Aussi, lorsqu'on lui annonça que le tribun Sébastien désirait l'entretenir en particulier dans une des salles du rez-de-chaussée, son coeur battit à cette nouvelle, et son imagination lui suggéra mille suppositions bizarres sur ce qu'il avait à lui dire. Son trouble ne diminua guère quand le jeune officier, après s'être excusé de son apparente importunité, lui dit avec un sourire que, sachant très bien les ennuis que lui causaient les nombreux candidats à sa main, il regrettait de venir en déclarer un autre dont le nom ne figurait pas encore sur la liste. Cette façon ambiguë d'entrer en matière la surprit, et peut-être ne lui déplut pas ; mais elle fut bientôt désabusée en apprenant qu'il s'agissait de ce vulgaire et sot Corvinus. Fabius lui-même, malgré son peu de discernement des caractères, avait assez observé Corvinus dans son dernier banquet, pour le dépeindre à sa fille en se servant de ces flatteuses épithètes.

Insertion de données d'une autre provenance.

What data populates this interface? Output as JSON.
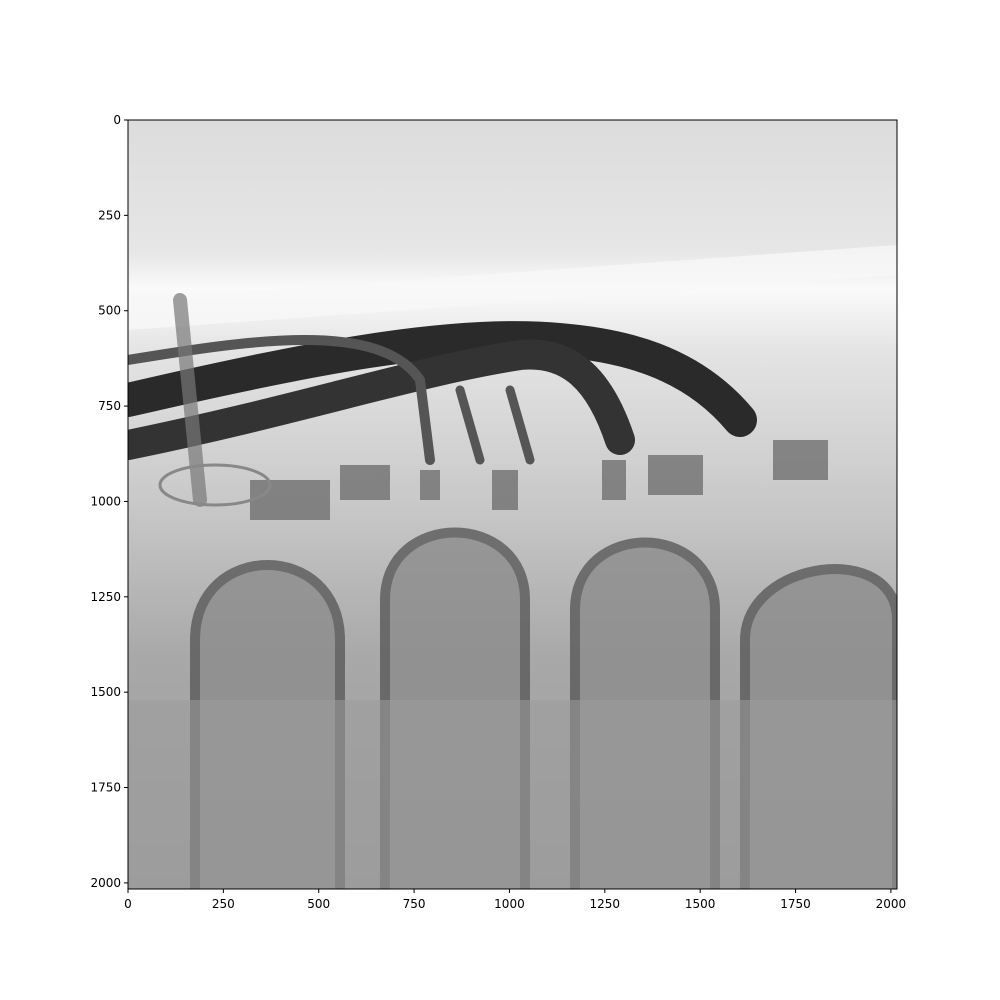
{
  "chart_data": {
    "type": "image",
    "xlim": [
      0,
      2016
    ],
    "ylim": [
      2016,
      0
    ],
    "xticks": [
      0,
      250,
      500,
      750,
      1000,
      1250,
      1500,
      1750,
      2000
    ],
    "yticks": [
      0,
      250,
      500,
      750,
      1000,
      1250,
      1500,
      1750,
      2000
    ]
  }
}
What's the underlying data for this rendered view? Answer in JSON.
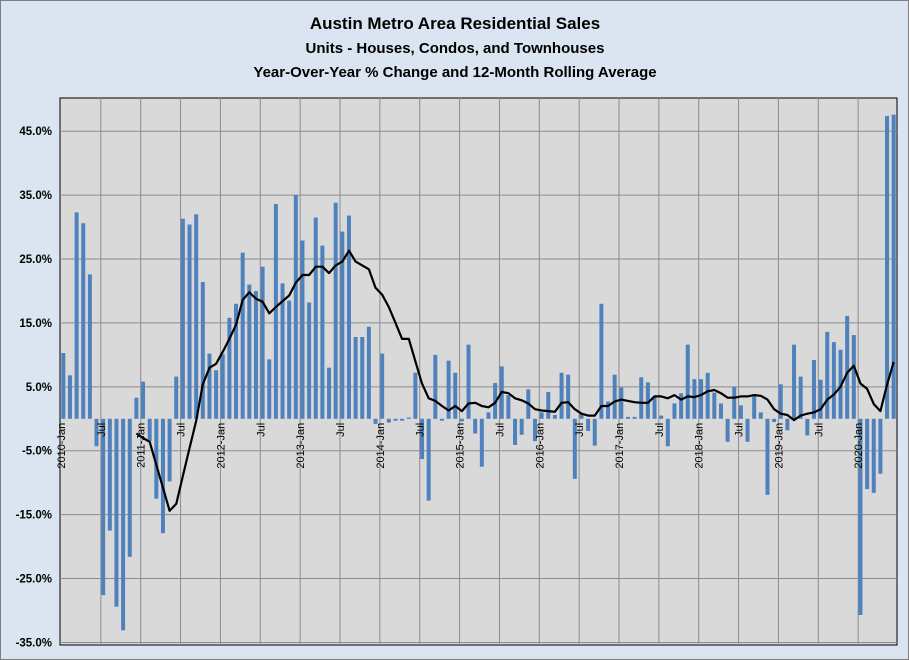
{
  "chart_data": {
    "type": "bar+line",
    "title": "Austin Metro Area Residential Sales",
    "subtitle1": "Units - Houses, Condos, and Townhouses",
    "subtitle2": "Year-Over-Year % Change and 12-Month Rolling Average",
    "xlabel": "",
    "ylabel": "",
    "ylim": [
      -35.4,
      50.2
    ],
    "yticks": [
      45,
      35,
      25,
      15,
      5,
      -5,
      -15,
      -25,
      -35
    ],
    "ytick_labels": [
      "45.0%",
      "35.0%",
      "25.0%",
      "15.0%",
      "5.0%",
      "-5.0%",
      "-15.0%",
      "-25.0%",
      "-35.0%"
    ],
    "start": "2010-Jan",
    "xtick_labels": [
      "2010-Jan",
      "Jul",
      "2011-Jan",
      "Jul",
      "2012-Jan",
      "Jul",
      "2013-Jan",
      "Jul",
      "2014-Jan",
      "Jul",
      "2015-Jan",
      "Jul",
      "2016-Jan",
      "Jul",
      "2017-Jan",
      "Jul",
      "2018-Jan",
      "Jul",
      "2019-Jan",
      "Jul",
      "2020-Jan"
    ],
    "grid": true,
    "colors": {
      "bars": "#4f81bd",
      "line": "#000000",
      "plot_bg": "#d9d9d9",
      "frame_bg": "#dbe5f1",
      "grid": "#8c8c8c"
    },
    "series": [
      {
        "name": "Year-Over-Year % Change",
        "type": "bar",
        "values": [
          10.3,
          6.8,
          32.3,
          30.6,
          22.6,
          -4.3,
          -27.6,
          -17.5,
          -29.4,
          -33.1,
          -21.6,
          3.3,
          5.8,
          -3.5,
          -12.5,
          -17.9,
          -9.8,
          6.6,
          31.3,
          30.4,
          32.0,
          21.4,
          10.2,
          7.6,
          10.1,
          15.8,
          18.0,
          26.0,
          21.0,
          20.0,
          23.8,
          9.3,
          33.6,
          21.2,
          18.5,
          35.0,
          27.9,
          18.2,
          31.5,
          27.1,
          8.0,
          33.8,
          29.3,
          31.8,
          12.8,
          12.8,
          14.4,
          -0.8,
          10.2,
          -0.6,
          -0.3,
          -0.3,
          0.2,
          7.2,
          -6.3,
          -12.8,
          10.0,
          -0.3,
          9.1,
          7.2,
          -0.4,
          11.6,
          -2.3,
          -7.5,
          1.0,
          5.6,
          8.2,
          3.7,
          -4.1,
          -2.5,
          4.6,
          -3.5,
          1.0,
          4.2,
          0.6,
          7.2,
          6.9,
          -9.4,
          0.8,
          -1.9,
          -4.2,
          18.0,
          2.7,
          6.9,
          4.9,
          0.3,
          0.3,
          6.5,
          5.7,
          3.5,
          0.5,
          -4.3,
          2.4,
          4.0,
          11.6,
          6.2,
          6.2,
          7.2,
          4.1,
          2.4,
          -3.6,
          5.0,
          2.1,
          -3.6,
          3.6,
          1.0,
          -11.9,
          -0.5,
          5.4,
          -1.8,
          11.6,
          6.6,
          -2.6,
          9.2,
          6.1,
          13.6,
          12.0,
          10.8,
          16.1,
          13.1,
          -30.7,
          -11.0,
          -11.6,
          -8.6,
          47.4,
          47.6
        ]
      },
      {
        "name": "12-Month Rolling Average",
        "type": "line",
        "values": [
          null,
          null,
          null,
          null,
          null,
          null,
          null,
          null,
          null,
          null,
          null,
          -2.3,
          -3.0,
          -3.6,
          -7.2,
          -10.8,
          -14.4,
          -13.3,
          -8.9,
          -4.6,
          -0.3,
          5.4,
          8.0,
          8.6,
          10.5,
          12.5,
          14.7,
          18.6,
          19.8,
          18.8,
          18.3,
          16.5,
          17.5,
          18.4,
          19.3,
          21.3,
          22.5,
          22.5,
          23.8,
          23.8,
          22.8,
          24.0,
          24.6,
          26.3,
          24.6,
          24.0,
          23.4,
          20.5,
          19.4,
          17.5,
          15.0,
          12.5,
          12.5,
          9.0,
          5.5,
          3.2,
          2.8,
          2.0,
          1.3,
          2.0,
          1.2,
          2.4,
          2.5,
          2.0,
          1.8,
          2.5,
          4.2,
          4.0,
          3.2,
          2.9,
          2.4,
          1.5,
          1.3,
          1.2,
          1.1,
          2.5,
          2.6,
          1.5,
          0.8,
          0.5,
          0.5,
          2.0,
          2.0,
          2.7,
          3.0,
          2.8,
          2.6,
          2.5,
          2.5,
          3.5,
          3.5,
          3.2,
          3.7,
          3.0,
          3.5,
          3.4,
          3.7,
          4.3,
          4.5,
          4.0,
          3.3,
          3.3,
          3.5,
          3.5,
          3.7,
          3.6,
          3.0,
          1.5,
          0.8,
          0.6,
          -0.2,
          0.5,
          0.8,
          1.0,
          1.5,
          3.0,
          3.8,
          5.0,
          7.2,
          8.3,
          5.5,
          4.7,
          2.3,
          1.2,
          5.3,
          8.9
        ]
      }
    ]
  }
}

Sébastien, qui craignait beaucoup plus les effets physiques des philtres d'Afra que leur influence sur le moral, trouva bon d'informer Fabiola du traité conclu entre ces deux savants adeptes de la magie, et dont le but principal, après tout, était d'arriver jusqu'à la bourse d'une dupe récalcitrante ; il se garda bien de répéter ce qui avait été dit des chrétiens. I1 la mit sur ses gardes, et elle lui promit de mettre un terme aux expéditions nocturnes de son esclave nécromancienne. Fabiola ne crut pas un seul instant qu'Afra accomplirait ce qu'elle avait promis de faire ; du reste les dernières paroles de l'esclave noire, après avoir quitté sa victime, étaient bien la preuve qu'elle voulait le tromper ; elle ne craignait pas non plus des artifices qu'elle méprisait profondément ; mais son indignation était grande d'avoir été l'objet d'un marché entre deux personnages aussi vils, et surtout d'avoir été prise pour une femme avaricieuse que l'on pouvait acheter.

«Je reconnais là votre bonté, dit-elle enfin à Sébastien, de venir me donner cet avis ; j'admire la délicatesse avec laquelle vous avez traité un sujet si désagréable, et votre bienveillance envers ceux qu'elle concerne.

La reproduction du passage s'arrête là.